He grimaced, “Surviving well. Perfectly comfortable.”

Babs said, wry smile, “Apologies there’s no coffee, no croissants, nothing to offer.”

“There’ll be time enough for breakfast.”

“After we’re relieved, when the big battalions move in?”

“Time enough,” Jonas said.

“When we’re surplus?”

“It’ll be a good breakfast, and we might try to find a biscuit for our friend before she goes home.” Jonas patted the animal’s head.

“If it’s not impertinent, do you know the final target, Mr Merrick?”

“I think I do, cannot promise I do . . . Unless we lose him, the target is an irrelevance. If we lose him then I’m for the high jump. I think I do . . . Tough old world, isn’t it?”

“One more question, Mr Merrick.”

“One more.”

A long time since Jonas had laughed out loud but he managed it and the dog started vigorously to scratch its ear.

Chapter 15

The dog still scratched and Jonas soothed it, might have murmured something in the velvet-soft ear about patience, and it took a while for Dominic to work out how to pose the question.

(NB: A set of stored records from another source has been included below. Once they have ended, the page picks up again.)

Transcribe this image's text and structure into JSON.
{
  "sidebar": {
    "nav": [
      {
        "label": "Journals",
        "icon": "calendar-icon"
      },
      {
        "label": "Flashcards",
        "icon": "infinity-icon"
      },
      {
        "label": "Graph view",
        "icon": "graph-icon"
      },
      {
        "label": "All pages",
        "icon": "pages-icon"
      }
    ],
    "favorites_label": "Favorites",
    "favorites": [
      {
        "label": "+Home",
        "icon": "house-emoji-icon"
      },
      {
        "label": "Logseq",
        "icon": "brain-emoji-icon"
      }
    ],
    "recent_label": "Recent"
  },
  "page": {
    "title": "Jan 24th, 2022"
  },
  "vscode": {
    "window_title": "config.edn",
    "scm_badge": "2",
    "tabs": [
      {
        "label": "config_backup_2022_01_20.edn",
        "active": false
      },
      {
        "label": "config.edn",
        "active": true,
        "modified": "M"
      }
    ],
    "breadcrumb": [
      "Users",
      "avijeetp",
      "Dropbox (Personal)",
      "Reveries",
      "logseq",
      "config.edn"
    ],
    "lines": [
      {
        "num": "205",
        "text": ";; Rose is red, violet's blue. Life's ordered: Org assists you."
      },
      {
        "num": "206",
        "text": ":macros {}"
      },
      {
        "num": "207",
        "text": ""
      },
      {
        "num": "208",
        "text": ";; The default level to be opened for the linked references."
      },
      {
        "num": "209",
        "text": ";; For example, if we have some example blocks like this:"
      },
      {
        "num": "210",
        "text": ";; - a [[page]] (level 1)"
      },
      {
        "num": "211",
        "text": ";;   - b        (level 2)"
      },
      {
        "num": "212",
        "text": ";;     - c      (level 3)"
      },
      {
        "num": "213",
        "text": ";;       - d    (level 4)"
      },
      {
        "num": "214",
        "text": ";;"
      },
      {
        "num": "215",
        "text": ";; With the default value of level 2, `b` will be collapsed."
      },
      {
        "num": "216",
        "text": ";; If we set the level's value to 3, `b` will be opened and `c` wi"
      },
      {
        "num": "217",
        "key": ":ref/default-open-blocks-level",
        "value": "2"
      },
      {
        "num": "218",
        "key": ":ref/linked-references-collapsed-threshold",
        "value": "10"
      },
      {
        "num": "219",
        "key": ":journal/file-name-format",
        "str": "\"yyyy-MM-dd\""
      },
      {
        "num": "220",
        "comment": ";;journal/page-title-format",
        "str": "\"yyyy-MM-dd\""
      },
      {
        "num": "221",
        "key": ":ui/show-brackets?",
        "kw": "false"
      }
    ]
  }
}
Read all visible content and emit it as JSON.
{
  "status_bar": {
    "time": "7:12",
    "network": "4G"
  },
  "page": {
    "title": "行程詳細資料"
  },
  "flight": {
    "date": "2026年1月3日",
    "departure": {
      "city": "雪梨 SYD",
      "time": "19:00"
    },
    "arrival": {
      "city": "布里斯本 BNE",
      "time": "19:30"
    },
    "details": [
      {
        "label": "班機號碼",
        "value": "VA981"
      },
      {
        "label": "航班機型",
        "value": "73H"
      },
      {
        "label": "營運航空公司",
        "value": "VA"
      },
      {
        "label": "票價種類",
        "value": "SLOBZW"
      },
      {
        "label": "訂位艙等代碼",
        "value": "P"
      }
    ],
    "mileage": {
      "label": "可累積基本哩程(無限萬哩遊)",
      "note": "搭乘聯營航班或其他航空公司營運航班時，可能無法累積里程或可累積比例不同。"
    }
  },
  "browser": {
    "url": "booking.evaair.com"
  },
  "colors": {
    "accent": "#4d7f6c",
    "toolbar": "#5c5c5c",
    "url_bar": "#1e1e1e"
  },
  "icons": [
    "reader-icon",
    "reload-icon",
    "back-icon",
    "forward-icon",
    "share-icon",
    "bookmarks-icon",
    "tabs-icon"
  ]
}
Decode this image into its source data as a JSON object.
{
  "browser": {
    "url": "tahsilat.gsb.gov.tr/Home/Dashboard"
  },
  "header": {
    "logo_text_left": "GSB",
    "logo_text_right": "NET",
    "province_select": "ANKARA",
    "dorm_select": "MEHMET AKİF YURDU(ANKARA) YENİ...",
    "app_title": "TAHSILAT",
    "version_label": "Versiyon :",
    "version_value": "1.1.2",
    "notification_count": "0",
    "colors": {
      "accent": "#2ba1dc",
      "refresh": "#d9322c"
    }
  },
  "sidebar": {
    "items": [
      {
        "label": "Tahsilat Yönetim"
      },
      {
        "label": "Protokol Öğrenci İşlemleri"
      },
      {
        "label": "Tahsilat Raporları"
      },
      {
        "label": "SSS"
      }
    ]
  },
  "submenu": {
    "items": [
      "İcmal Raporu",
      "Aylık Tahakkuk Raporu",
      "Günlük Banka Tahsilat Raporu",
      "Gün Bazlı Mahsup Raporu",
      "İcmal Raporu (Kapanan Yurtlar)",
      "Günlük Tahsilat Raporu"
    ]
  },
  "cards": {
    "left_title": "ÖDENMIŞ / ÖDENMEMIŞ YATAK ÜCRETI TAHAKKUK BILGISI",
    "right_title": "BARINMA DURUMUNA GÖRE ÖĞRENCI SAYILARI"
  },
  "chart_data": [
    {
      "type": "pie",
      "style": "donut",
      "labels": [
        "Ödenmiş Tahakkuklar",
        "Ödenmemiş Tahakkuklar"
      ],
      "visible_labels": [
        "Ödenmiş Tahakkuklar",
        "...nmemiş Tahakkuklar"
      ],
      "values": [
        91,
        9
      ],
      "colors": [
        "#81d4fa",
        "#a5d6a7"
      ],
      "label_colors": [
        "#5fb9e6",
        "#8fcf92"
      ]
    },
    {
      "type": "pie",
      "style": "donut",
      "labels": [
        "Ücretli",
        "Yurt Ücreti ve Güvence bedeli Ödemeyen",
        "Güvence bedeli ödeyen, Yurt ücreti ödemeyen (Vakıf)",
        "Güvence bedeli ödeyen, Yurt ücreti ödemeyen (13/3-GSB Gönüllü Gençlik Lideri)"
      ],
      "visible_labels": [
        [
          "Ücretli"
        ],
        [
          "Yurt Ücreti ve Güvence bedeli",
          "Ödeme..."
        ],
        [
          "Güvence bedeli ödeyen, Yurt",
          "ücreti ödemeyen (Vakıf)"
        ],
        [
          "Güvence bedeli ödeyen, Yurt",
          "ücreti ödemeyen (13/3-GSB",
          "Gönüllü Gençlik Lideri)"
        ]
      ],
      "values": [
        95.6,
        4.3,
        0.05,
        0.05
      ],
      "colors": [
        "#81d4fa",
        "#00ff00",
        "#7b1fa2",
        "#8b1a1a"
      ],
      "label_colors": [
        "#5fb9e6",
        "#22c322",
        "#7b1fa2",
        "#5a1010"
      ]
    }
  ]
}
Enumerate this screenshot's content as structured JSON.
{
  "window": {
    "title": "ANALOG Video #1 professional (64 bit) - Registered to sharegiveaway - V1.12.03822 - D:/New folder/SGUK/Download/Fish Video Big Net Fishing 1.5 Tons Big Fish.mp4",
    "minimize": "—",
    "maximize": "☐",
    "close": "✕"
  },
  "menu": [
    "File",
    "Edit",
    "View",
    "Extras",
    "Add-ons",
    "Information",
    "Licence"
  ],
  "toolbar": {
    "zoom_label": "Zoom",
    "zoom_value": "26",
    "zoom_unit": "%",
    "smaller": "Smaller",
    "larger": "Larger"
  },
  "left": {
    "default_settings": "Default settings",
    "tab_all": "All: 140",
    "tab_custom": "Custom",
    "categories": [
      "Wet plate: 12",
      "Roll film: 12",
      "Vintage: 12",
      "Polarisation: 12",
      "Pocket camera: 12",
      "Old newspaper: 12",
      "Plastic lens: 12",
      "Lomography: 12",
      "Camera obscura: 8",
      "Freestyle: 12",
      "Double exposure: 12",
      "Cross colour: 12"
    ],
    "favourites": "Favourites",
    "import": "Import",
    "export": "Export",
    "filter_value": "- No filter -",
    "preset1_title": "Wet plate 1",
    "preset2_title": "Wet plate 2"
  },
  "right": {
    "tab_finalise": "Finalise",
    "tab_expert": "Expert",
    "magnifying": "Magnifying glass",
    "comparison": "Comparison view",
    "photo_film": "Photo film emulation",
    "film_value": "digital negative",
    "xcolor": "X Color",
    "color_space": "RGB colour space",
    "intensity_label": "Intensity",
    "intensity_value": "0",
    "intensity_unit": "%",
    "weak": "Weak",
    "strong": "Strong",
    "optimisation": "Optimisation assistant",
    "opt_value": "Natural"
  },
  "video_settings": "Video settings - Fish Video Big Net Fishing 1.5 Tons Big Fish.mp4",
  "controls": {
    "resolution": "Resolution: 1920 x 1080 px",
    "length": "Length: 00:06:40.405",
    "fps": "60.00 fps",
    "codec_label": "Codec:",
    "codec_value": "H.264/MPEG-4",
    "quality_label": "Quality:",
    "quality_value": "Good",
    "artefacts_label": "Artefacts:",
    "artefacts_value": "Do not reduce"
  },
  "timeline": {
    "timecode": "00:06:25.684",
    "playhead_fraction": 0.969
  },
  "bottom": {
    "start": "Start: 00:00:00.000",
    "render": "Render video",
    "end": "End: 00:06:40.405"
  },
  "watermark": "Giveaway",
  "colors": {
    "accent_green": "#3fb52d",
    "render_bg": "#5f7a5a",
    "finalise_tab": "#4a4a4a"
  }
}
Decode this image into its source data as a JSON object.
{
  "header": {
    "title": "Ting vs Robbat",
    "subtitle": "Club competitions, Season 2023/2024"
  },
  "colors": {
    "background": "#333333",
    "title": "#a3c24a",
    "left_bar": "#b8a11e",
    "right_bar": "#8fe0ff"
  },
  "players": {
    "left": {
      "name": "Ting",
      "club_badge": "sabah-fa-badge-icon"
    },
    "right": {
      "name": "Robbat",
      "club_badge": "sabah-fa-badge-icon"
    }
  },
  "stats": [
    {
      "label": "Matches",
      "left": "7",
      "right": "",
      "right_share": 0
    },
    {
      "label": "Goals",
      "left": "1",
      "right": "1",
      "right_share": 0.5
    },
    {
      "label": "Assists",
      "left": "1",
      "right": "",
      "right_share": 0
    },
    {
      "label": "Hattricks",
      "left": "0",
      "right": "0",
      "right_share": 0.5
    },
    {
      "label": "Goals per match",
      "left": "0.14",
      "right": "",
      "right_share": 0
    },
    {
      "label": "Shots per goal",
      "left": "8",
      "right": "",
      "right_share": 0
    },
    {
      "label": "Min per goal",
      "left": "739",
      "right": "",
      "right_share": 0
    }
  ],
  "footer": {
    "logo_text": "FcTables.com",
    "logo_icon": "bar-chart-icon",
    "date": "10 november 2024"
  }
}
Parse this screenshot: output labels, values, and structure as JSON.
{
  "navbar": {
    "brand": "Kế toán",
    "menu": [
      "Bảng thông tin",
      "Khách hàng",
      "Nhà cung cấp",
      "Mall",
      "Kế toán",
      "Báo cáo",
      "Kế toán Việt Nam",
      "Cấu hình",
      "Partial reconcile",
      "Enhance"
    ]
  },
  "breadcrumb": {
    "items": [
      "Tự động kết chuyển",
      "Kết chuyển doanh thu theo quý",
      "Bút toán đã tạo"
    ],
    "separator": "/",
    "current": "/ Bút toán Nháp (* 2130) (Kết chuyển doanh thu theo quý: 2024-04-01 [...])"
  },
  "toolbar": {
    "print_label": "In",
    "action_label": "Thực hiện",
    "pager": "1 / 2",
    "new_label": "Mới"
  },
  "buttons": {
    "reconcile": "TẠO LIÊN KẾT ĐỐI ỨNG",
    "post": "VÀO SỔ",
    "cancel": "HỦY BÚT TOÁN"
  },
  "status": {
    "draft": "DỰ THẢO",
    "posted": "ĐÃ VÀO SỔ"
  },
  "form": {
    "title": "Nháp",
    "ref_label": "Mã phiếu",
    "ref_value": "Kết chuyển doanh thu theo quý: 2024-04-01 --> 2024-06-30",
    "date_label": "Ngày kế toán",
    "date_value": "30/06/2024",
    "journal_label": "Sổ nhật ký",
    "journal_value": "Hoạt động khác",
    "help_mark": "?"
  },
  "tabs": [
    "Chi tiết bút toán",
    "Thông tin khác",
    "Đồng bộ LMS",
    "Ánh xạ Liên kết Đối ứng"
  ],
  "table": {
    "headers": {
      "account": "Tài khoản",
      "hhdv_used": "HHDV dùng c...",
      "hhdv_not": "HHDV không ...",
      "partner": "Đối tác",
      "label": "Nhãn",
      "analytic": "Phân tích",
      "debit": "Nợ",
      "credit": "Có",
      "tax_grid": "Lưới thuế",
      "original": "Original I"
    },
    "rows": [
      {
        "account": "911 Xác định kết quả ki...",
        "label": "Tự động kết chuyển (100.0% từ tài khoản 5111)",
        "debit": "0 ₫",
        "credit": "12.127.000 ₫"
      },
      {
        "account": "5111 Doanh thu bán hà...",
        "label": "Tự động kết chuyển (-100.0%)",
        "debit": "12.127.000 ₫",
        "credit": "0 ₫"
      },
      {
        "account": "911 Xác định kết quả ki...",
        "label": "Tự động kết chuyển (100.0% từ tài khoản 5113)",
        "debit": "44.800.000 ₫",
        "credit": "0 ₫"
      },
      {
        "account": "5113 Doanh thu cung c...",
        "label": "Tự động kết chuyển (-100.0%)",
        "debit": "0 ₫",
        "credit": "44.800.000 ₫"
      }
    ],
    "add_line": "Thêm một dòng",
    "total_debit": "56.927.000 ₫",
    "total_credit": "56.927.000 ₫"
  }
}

“Would he know you, Mr Merrick?”

He chuckled. “We can call him ‘he’, or can identify him as Gustave. Gustave is a very large crocodile and lives in a steamy wide river, the Ruzizi which flows into Lake Tanganyika, and it is probable that he ate – or at least killed – some three hundred farmers snatched off the river’s banks. Or we can call him Cameron Jilkes, one-time chorister with a voice like an angel’s. So, is it ‘he’, or Gustave, or is it Cameron?”

“He, Mr Merrick . . . Does ‘he’ know of you?”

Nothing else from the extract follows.